Originally posted by PlawsWorth
Well, I have learned that when it comes to hardcore overclocking there is only one company to use - MSI.
This USED to be the case. MSI used to have some great BX boards and Apollo Pro 133A boards. However, their quality has dropped in recent times in favor of their expansion into the OEM market. In my experiences, the MSI boards are not only less stable than those from competitiors, they are also more expensive and overclock pooly. MSI definitely doesn't have my vote.
-kev

ItsSoLARGE 09-12-2002 07:40 PM

Aim lower and when you hit something high it will be mroe exciting. That's what I do in life at least :)

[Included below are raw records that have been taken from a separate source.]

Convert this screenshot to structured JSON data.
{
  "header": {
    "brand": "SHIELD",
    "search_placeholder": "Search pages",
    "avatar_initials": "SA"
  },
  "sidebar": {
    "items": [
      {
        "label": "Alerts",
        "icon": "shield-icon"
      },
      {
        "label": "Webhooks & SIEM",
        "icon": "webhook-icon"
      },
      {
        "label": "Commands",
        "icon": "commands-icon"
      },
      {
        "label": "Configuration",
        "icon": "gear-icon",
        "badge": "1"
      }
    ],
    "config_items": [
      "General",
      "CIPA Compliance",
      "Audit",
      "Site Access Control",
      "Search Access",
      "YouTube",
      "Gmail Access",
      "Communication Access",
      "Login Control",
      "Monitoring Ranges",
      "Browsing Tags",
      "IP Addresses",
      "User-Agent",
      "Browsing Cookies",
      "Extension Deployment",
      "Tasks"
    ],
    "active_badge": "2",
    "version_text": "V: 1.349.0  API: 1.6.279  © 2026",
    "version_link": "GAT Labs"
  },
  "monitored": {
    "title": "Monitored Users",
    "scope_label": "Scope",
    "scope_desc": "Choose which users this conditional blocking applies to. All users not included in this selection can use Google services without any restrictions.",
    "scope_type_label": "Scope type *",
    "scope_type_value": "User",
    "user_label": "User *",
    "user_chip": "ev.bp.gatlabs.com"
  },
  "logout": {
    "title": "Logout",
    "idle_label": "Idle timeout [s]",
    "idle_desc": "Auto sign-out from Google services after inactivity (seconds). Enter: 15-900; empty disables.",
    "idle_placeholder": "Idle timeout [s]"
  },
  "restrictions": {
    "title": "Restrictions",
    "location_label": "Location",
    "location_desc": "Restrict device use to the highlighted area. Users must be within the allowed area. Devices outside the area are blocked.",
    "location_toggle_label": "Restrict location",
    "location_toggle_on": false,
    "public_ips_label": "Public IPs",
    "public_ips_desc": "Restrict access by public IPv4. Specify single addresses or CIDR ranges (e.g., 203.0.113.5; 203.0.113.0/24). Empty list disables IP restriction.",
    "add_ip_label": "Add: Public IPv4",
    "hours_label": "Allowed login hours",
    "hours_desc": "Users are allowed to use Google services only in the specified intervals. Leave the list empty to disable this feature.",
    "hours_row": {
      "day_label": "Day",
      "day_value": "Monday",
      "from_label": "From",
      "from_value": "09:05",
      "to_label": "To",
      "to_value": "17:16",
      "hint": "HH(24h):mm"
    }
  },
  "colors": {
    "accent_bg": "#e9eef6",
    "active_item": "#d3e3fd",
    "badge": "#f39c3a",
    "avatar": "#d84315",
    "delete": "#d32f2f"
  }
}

SonixOS 09-12-2002 07:50 PM

Quote:

Originally posted by ItsSoLARGE
Aim lower and when you hit something high it will be mroe exciting. That's what I do in life at least :)
LOL.
:D

airspirit 09-13-2002 01:15 PM

Funny, I took that computer I built for that gal at work yesterday and had a bit of fun with it. She had a keyboard issue (user error) and wanted me to look at it, so I took Fuzzy Logic 4 (MSI app) and started seeing how high I could push it. It was a MSI KT3Ultra2 with a Radeon 9000 64MB, Western Digital 40GB 7200RPM drive, Floppy, Samsung DVD Combo Drive, Ancient Generic Modem, 1700+XP, and Crucial DDR266 256MB. I had it running normally at 11X145 (I kept it at 1900+/1600Mhz for ensured stability), and decided to have fun. I cranked up FL4 and started bumping up the FSB 1Mhz at a time. I passed the 153 (1/5 divider) mark easily, got to 166, and ran a bunch of normal apps (nothing hard), and it ran fine. I had hit 9X172 (under 1600Mhz) fine previously, but I was still at 11 multi (currently 1826Mhz aircooled). At this point I had a co-worker over my shoulder screaming "HOLY SH!T!!!" so I kept going. 170 passed, 172 passed, and it finally went to BSOD at 11X176 (1936Mhz, or about 2400+, if my reckoning of their "old" system is right, and at 1.85V/2.6V/Auto AGP Voltage with CAS2 timings being cooled by a stock XP cooler at WAY over 50C ... I almost crapped myself ... though it only reached this point inside of an idling windows XP environment). That MSI board did pretty nice, if I do say so myself. That was with PC2100 DDR, too (granted it was Crucial). I only hope that the DDR400 I'm planning on dropping into my board allows the same thing.

airspirit 09-13-2002 01:16 PM

Epilogue: I told her of my experiment and she went nuts. I guess people don't like it when crazy computer guys see how long it takes to plow their processor into a wall. Damn heathens.